Only when he holds the spoon in front of my lips that I understand what is going on.

"You don't need to do that." I furrow my eyebrows, a bit concerned. My body feels weirdly heavy and, if it wasn't enough, my brain does too, like if my thoughts carried certain toxicity or had their own life and decided to attack me. There are also these bags under my eyes – not literal ones, but making me feel as if the sadness pooled down there somehow.

"I see that you aren't aware of how it looks like a truck ran over you." Party doesn't even seem to mind my hesitance and just pushes the spoon forward, giving me no choice rather than to eat the food – I roll my eyes at it. At least he's finally being nice. "You had a lot of nightmares, you know? I doubt you had a pause from them in these last hours of the night, after you fell asleep with me here."

"I can't even remember what they were about," I mutter with a sigh before opening my mouth for more food.

"You can't remember, but I'm sure you do know." And Party is bold and doesn't seem to fear or be nervous because of anything, but it sounds a bit too much for me. Kind of a forced automatic reaction. Defense mode.

"It doesn't need much for it." There's no way I will be intimidated by him. I'm already in this state, being intimidated by an idiot like him wouldn't be convenient.

Party clearly tries to not show emotion, but fails with how his jaw clenches. Silence falls between us and, at most, he is the only one bothered by that, seeming each time more uncomfortable under my gaze, which I don't avert away from him. He seems even relieved when the food is finally over.

The room currently feels like the most comfortable thing in the world and somewhere I highly doubt I'll be leaving so soon. All the tension from the previous day demonstrates its results now through annoying muscle pains, bothering me whenever I move in certain ways, still, they're certainly not worse than the pain coming from my arm. My mind feels tired from spending so long thinking about what happened, in a way I can barely bring myself to conclude thoughts relating to the subject.

My attention is averted away from my thoughts as soon as Party walks back into the room, taking a seat beside me. He has a white gun and a box with him and, with a closer look, I can see markers, pencils, stickers, paint and other similar things inside the box.

None of us say anything. I know Party is here to keep an eye on me like promised to Kobra and he knows I'm aware of it. Leaning back against the pillows, I simply close my eyes, continuing to feel tired despite the many hours spent sleeping for the past days.

"Are these tattoos?" Party asks suddenly and I momentarily open an eye to see him looking at my good arm.

"Yeah. I didn't have the opportunity to finish them, though. I only could have the outlines done before... you know..." And with BLI intensely looking for me lately, I doubt I'll be going anywhere like this in weeks.

Party hums in response. There's a bit of rustling and I am about to fall asleep when I feel something against my arm, making me open my eyes startled. Out of all the things that could have been happening, I swear this isn't anything what I was expecting for – Party is peacefully coloring one of my unfinished tattoos with his marker. He seems so focused on it, following all the details meticulously, and I find myself just gazing at him without finding any problem in it.
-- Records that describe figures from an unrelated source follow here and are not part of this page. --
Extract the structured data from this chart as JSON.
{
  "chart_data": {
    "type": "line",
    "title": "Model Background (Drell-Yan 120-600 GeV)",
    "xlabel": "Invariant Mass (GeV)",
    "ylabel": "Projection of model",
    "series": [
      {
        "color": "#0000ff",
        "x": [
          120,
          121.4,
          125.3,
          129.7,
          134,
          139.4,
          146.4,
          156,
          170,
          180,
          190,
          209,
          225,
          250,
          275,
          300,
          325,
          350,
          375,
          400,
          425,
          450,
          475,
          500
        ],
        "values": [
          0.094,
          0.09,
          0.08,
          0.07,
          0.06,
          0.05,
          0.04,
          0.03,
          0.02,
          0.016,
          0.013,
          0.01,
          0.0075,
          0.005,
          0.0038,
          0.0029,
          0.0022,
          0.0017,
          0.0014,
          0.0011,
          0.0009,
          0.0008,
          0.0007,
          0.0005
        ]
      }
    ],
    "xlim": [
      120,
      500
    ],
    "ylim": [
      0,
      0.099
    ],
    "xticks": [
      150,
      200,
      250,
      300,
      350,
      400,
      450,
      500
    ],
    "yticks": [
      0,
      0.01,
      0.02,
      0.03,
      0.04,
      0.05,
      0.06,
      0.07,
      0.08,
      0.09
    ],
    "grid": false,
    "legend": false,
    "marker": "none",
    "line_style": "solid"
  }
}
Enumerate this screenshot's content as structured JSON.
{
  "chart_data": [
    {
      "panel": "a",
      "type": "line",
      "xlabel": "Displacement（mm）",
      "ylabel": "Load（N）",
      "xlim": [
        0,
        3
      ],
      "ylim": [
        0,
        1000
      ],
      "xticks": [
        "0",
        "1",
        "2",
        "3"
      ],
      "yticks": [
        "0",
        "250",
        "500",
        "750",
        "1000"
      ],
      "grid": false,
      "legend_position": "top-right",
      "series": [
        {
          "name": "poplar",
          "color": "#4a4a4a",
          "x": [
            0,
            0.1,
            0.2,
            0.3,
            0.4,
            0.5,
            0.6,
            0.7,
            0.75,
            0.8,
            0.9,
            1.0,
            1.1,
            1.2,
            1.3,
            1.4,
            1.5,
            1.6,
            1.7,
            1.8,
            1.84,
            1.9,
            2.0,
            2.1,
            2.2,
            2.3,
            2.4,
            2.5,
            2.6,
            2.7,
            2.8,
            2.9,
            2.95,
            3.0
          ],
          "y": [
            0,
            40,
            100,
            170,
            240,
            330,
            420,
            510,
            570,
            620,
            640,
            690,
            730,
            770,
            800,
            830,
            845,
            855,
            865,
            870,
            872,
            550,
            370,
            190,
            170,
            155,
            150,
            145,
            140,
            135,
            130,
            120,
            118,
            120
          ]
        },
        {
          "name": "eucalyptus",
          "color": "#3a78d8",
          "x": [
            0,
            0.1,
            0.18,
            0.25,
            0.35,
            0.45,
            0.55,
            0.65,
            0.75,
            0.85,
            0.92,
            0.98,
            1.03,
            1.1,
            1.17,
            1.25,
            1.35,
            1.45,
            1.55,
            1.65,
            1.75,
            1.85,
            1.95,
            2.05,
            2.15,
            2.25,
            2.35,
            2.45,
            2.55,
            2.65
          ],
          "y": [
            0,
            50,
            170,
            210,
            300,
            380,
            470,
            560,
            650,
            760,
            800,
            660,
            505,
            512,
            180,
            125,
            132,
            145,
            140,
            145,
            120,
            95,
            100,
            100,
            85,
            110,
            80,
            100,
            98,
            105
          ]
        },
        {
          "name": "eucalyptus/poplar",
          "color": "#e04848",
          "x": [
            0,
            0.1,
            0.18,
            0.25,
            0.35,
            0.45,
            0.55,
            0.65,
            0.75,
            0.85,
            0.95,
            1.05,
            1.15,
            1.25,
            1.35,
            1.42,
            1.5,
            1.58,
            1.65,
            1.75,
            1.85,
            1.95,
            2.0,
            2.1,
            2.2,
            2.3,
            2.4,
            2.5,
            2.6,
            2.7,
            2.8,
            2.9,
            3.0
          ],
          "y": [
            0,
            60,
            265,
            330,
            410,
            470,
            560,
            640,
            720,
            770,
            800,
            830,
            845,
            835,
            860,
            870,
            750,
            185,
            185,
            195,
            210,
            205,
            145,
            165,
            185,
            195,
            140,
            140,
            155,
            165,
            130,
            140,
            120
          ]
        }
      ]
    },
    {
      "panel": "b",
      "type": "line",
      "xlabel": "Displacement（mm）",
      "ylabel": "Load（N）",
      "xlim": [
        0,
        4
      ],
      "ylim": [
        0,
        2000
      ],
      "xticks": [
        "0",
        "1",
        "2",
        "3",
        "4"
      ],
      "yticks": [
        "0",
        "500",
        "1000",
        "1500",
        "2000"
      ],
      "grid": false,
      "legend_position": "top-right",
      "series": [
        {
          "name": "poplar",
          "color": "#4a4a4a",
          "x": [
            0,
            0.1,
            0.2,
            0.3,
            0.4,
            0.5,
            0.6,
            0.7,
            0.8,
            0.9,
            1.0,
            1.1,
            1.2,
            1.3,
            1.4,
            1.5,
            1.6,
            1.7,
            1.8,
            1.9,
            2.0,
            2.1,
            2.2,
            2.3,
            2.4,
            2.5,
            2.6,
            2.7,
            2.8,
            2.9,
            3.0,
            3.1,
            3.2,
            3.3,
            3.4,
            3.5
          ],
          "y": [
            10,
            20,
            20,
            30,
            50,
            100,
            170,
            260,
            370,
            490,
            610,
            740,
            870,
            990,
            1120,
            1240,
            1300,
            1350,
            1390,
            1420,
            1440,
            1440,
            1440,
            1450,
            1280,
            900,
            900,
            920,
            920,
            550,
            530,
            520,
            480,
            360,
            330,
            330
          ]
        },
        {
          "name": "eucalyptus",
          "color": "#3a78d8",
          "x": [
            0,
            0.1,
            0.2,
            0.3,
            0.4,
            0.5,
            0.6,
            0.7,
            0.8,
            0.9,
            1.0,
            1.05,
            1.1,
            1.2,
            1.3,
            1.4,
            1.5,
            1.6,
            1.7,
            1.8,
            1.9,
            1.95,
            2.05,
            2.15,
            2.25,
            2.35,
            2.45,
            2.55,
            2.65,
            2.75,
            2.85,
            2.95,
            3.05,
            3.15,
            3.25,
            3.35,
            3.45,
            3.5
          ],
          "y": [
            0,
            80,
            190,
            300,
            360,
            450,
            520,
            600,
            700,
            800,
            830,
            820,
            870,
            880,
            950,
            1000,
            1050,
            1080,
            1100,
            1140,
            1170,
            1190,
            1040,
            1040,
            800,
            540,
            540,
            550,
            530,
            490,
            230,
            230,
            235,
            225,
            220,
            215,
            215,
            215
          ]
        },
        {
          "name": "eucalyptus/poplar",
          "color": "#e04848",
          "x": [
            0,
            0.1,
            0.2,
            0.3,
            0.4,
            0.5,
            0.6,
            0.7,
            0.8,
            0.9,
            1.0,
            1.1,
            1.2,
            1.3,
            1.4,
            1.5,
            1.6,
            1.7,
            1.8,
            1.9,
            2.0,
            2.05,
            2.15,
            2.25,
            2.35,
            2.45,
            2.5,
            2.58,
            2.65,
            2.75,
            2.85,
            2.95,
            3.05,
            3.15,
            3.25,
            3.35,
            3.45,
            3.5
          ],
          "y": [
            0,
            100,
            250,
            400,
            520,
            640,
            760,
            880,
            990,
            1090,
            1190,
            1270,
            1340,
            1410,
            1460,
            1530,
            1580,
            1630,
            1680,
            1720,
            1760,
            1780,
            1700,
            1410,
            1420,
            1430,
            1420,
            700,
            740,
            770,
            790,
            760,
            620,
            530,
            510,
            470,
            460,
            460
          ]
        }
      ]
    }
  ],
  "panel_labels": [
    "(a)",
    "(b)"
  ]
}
"Done," Party says after a moment.

Blinking a few times, I bring my arm up to inspect the result. "Oh." I take a moment to process everything. "It looks nice, thank you."

"I'm customizing you a new gun, by the way," he says as going back to what he was previously doing, painting a gun with colors that match my outfit. "You mentioned at some point that you lost yours and I've got nothing to do now that doesn't require me outside, so I'm just doing this to not get bored, don't get your expectations too high."

"I wouldn't." A smile curls my lips up into a smile, a smug one, and I'm pleased with the situation even if Party isn't aware of it.